There was not much that Helen Suzman--a lone voice--could do to prevent the enactment of terrible laws in South Africa. There was not much that Helen Suzman could do to stop the brutality of police interrogations. There was not much that Helen Suzman could do to stop the violence against families forced to separate, or to prevent people from being forced from their land. She voiced her opposition, but the legislation rolled through that white-dominated parliament year after year. But Helen Suzman did make a significant, a profound contribution to the history of South Africa. Because of her efforts to secure for political prisoners the right to have access to books, and paper, and writing materials, she probably did more to ensure the sanity, to save the minds, of political prisoners than anyone else did.

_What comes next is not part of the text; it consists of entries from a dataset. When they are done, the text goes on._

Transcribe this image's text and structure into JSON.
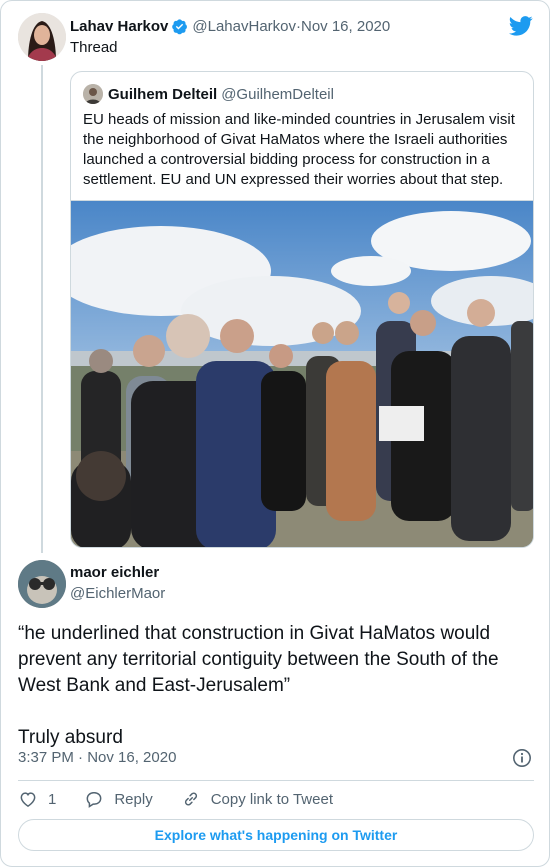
{
  "tweet": {
    "author_name": "Lahav Harkov",
    "author_handle": "@LahavHarkov",
    "separator": " · ",
    "date": "Nov 16, 2020",
    "thread_label": "Thread"
  },
  "quoted": {
    "author_name": "Guilhem Delteil",
    "author_handle": "@GuilhemDelteil",
    "text": "EU heads of mission and like-minded countries in Jerusalem visit the neighborhood of Givat HaMatos where the Israeli authorities launched a controversial bidding process for construction in a settlement. EU and UN expressed their worries about that step."
  },
  "reply": {
    "author_name": "maor eichler",
    "author_handle": "@EichlerMaor",
    "text_line1": "“he underlined that construction in Givat HaMatos would prevent any territorial contiguity between the South of the West Bank and East-Jerusalem”",
    "text_line2": "Truly absurd",
    "timestamp": "3:37 PM · Nov 16, 2020"
  },
  "actions": {
    "like_count": "1",
    "reply_label": "Reply",
    "copy_label": "Copy link to Tweet"
  },
  "explore_label": "Explore what's happening on Twitter",
  "colors": {
    "accent": "#1d9bf0",
    "muted": "#536471",
    "border": "#cfd9de"
  },
  "icons": [
    "verified-badge-icon",
    "twitter-bird-icon",
    "info-icon",
    "heart-icon",
    "reply-bubble-icon",
    "link-icon"
  ]
}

I do not know why President Nelson Mandela asked Helen Suzman to accompany him as he took the journey to sign the new constitution of South Africa. I do know that written into the new South African constitution is the following provision: "Everyone has the right to a basic education, including adult basic education; and to further education, which the state must take reasonable measures to make progressively available and accessible" (1996, Chapter 2--Bill of Rights, Section 29 (1)). I know that the leadership of the African National Congress is a well-educated leadership, deeply devoted to the education of all people. And I know that many of those leaders had their first real opportunity for formal learning when they were adults.

Each of you here today is more than a student. You are parents, employees, bosses, community activists, leaders, and followers. But you share an important attribute. A lifelong commitment to learning. You have learned, sometimes at high cost, the profound value of education. You are the last graduating class of this century. I do not know whether we can prevent the twenty-first century from being another "terrible century." You, like me, must wonder whether we have learned anything from Germany, from Cambodia, or from Kosovo, or from the shootings at Columbine High School. But I am certain, in my own mind, of one thing. Education makes a difference. If you know the history of "the other," if you learn her language, if you understand what is important to her, surely then, hatred is less feasible.

In pursuing a lifetime of education as you have, you have much to teach all of us. I hope that each of you, in your own way, will become a Helen Suzman, and will find in whatever paths you choose, the opportunities to make education available for everyone. In your towns and communities, when someone proposes cutting the education budget, I hope that you will muster all of your courage and take to the floor and speak out against that. When there is a proposal that immigrant children or adults should not be able to attend public schools, I hope that you will find the time to write to an elected representative to express your opposition. When your employer says that taking time off during the day to sit for an examination must be treated as a vacation day, I hope that you will speak out against that. I hope that you will work to keep public libraries open, to pay for librarians to be available late into the night. I hope that you will take the time to teach a child, or an adult, who is having difficulty learning to read, so that they too may learn that reading is the greatest joy.

"I did hate them for quite a long while. . .they could take everything from me except my mind and my heart."

I salute you for opening your minds and your hearts to the teaching and learning that this great institution can offer.